Can technology be used to better track flows of end-of-life electronics? Industry and government officials discussed that idea this week during a webinar produced by consulting firm TransparentPlanet LLC and the U.S. EPA.
Experts offerered presentions on the ways radio frequency identification (RFID) chips and other tools can be employed to help sort and track e-scrap. With an audience of about 120 listening, they also discussed current challenges with downstream tracking of material.
“Much like you could walk up and down the aisles of a warehouse and do an inventory or find out where things are, in general you should be able to do that with an RFID tag in a recycling center as the items come through,” said Chuck Evanhoe, chairman of the Association for Automatic Identification & Mobility (AIM). “As the item is identified, you’d be able to get the information off that tag and get it routed to the correct recycle stream if you’d implemented the process correctly.”
For example, an RFID tag could inform staff that a decades-old printed circuit board needs special handling because it uses lead solder, Evanhoe said.
RFID tags are one example in a family of technologies called automatic identification and data capture (AIDC). Barcodes are perhaps the most well-known AIDC tool. AIM, a trade group, represents and promotes the interests of the AIDC industry.
RFID and recycling
Pennsylvania-based AIM developed guidelines for best practices for incorporating AIDC technology in the e-scrap recycling world.
“Ideally all recyclers would have readers and, ideally, everybody would put tags on at the beginning of the process, whether it’s manufacturing or assembly,” Evanhoe said. “But, pragmatically, I think your start is at a closed facility at a container level. That becomes a very manageable cost, until such point all the tags have been implemented at the manufacturing level.”
Intel is beginning to build RFID technology into some of its computer chips, he said.
“If we can get more manufacturers to use it for their own benefit … then at the tail end in the recycling chain they’ll already be on there,” he said.
The U.S. Patent & Trademark Office (USPTO) recently installed a system costing about $3 million to help reduce costs and improve electronics inventorying accuracy. Tom King, project manager at the USPTO, told webinar listeners the fee-funded agency expects an annual savings of about $1.1 million by installing an RFID system.
The USPTO has about 112,000 electronic items. The RFID system, which the USPTO is currently testing, automatically tracks and records the movement and location of electronics in various buildings using fixed sensors in the ceilings. Staff also use handheld readers in some cases.

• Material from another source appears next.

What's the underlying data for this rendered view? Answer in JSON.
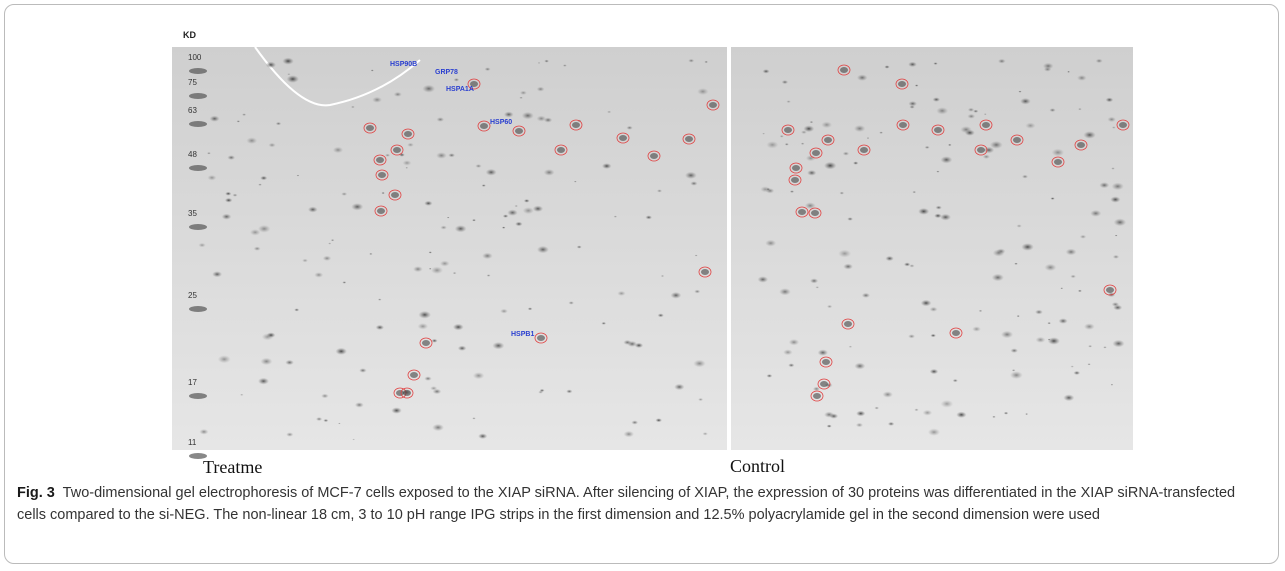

“As an asset moves around campus or moves around on a floor, it will report back its location,” King said. “Its ultimate, final location will then be transmitted to our inventory system and we will then reconcile the asset automatically.”
Complexities in tracking
Lauren Roman of TransparentPlanet, the webinar organizer, put up a slide at the end of the event asking whether e-scrap tracking should be regulated by governments or included in certification standards.
On that topic, Jim Puckett, executive director of Basel Action Network (BAN), asked how the technology can be used for enforcement. BAN, which created the e-Stewards certification, tracks illicit overseas shipments of hazardous waste.
“As we know in this industry a lot of things go sideways,” Puckett said. “And there’s a lot of people that don’t want to be tracked, and therein lies so much of the problem.”
Kelly Keogh, co-founder of certifying body Greeneye Partners, also discussed the complexities and difficulties of trying to keep tabs on downstream movement of materials. She used the example of batteries: An e-scrap processor may send batteries of different chemistries downstream to a vendor, and the partner may be equipped to recycle one type in-house but sends the rest further downstream.
The e-scrap company needs proof of where all the material ends up to comply with its certification, but the vendor, which may receive only a small percentage of its batteries from the electronics industry, doesn’t care.
“It’s hard to get them to have any incentive to actually manage their downstream flows and update their electronics recyclers on where that material is going,” she said.